According to this, the center point is (0, 0), so your redefinition of the anchor point for your rotation will set it somewhere else. So check the actual point
Edit:
@mrjj was faster :) -
Hello @mrjj, thanks a lot for the quick reply. Somehow the scaling of my picture was messing up the redefiniion of my origin point (and also redefining the origin point in the wrong directions). I was scaling a 2500x2500px picture down to 100x100px, which somehow must have messed up my values "xc" and "yc". After rescaling the source picture externaly it worked perfectly (even if I still scale the picture down internally from 200x200 to 100x100. A scaling factor 4% apperently was to much though).
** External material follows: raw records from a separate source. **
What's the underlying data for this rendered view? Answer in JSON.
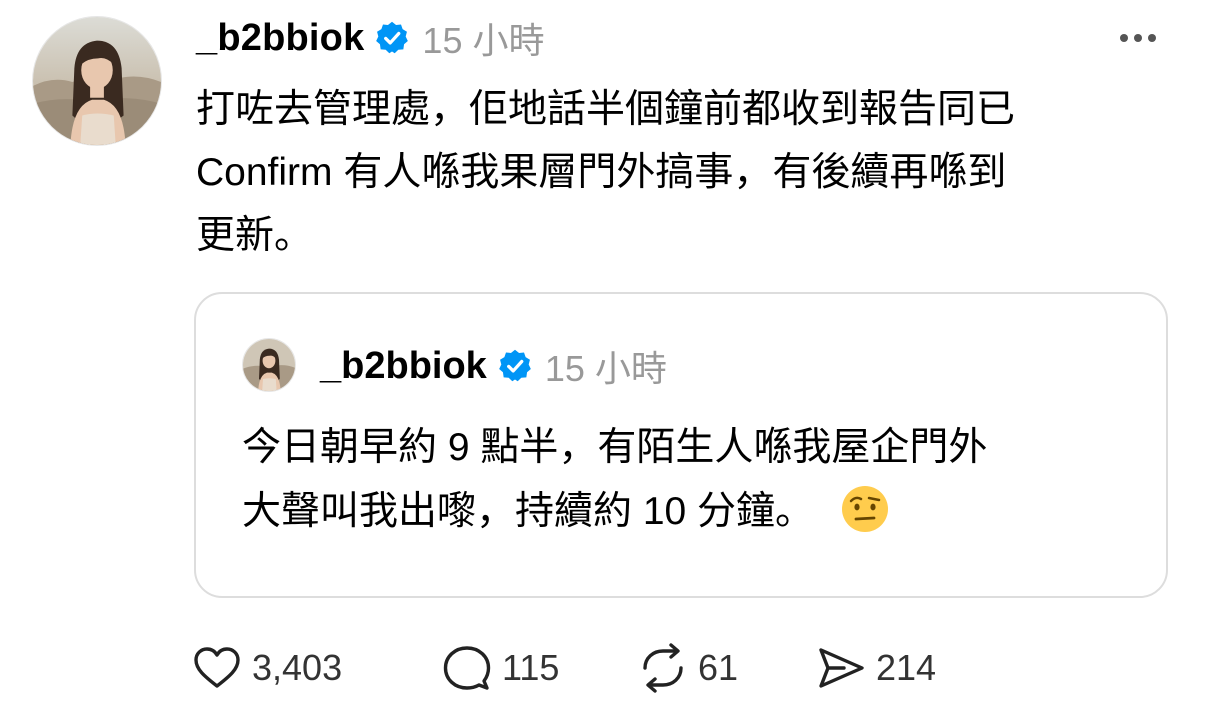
{
  "post": {
    "username": "_b2bbiok",
    "time": "15 小時",
    "text_line1": "打咗去管理處，佢地話半個鐘前都收到報告同已",
    "text_line2": "Confirm 有人喺我果層門外搞事，有後續再喺到",
    "text_line3": "更新。",
    "verified_icon": "verified-badge-icon",
    "more_icon": "more-dots-icon"
  },
  "quote": {
    "username": "_b2bbiok",
    "time": "15 小時",
    "text_line1": "今日朝早約 9 點半，有陌生人喺我屋企門外",
    "text_line2": "大聲叫我出嚟，持續約 10 分鐘。",
    "emoji": "face-with-raised-eyebrow-emoji"
  },
  "actions": {
    "likes": "3,403",
    "replies": "115",
    "reposts": "61",
    "shares": "214"
  },
  "colors": {
    "verified": "#0095f6",
    "muted": "#999999",
    "border": "#dddddd"
  }
}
Again, thanks a lot for your code example, it helped a lot. Also thanks to @Pl45m4
Best regards -
Hi
execellent.
Looks interesting. Some sort of robot game? -
@mrjj
It's actually the front-end visulizitation of a simulated "real" autonomous robot-factory, transporting RFID-chips to different scanners simulating the production. This is what the final project of the class from the previous semester looked like. https://www.youtube.com/watch?v=X2C8Ajh29ak -
Hi
That is super cool.
Does the simulator get real positioning feedback or is it purely simulated ? -
@mrjj
We do have a camera system installed on the ceiling which is tracking the markers on the back of the robots, but we also keep track of the driven distances by measuring the wheel rotations. Those to datasets are somehow combined (no clue how the other group is doing that) and given to us as positioning feedback for visulization purpose.
If my group also has the spare time to make a video I'll post on here :) (Due is around december though) -
@born4pizzas
Hi
ok. that is really nice projects. and interesting.
Would love to see videos if time.
Happy programming then and good luck with project.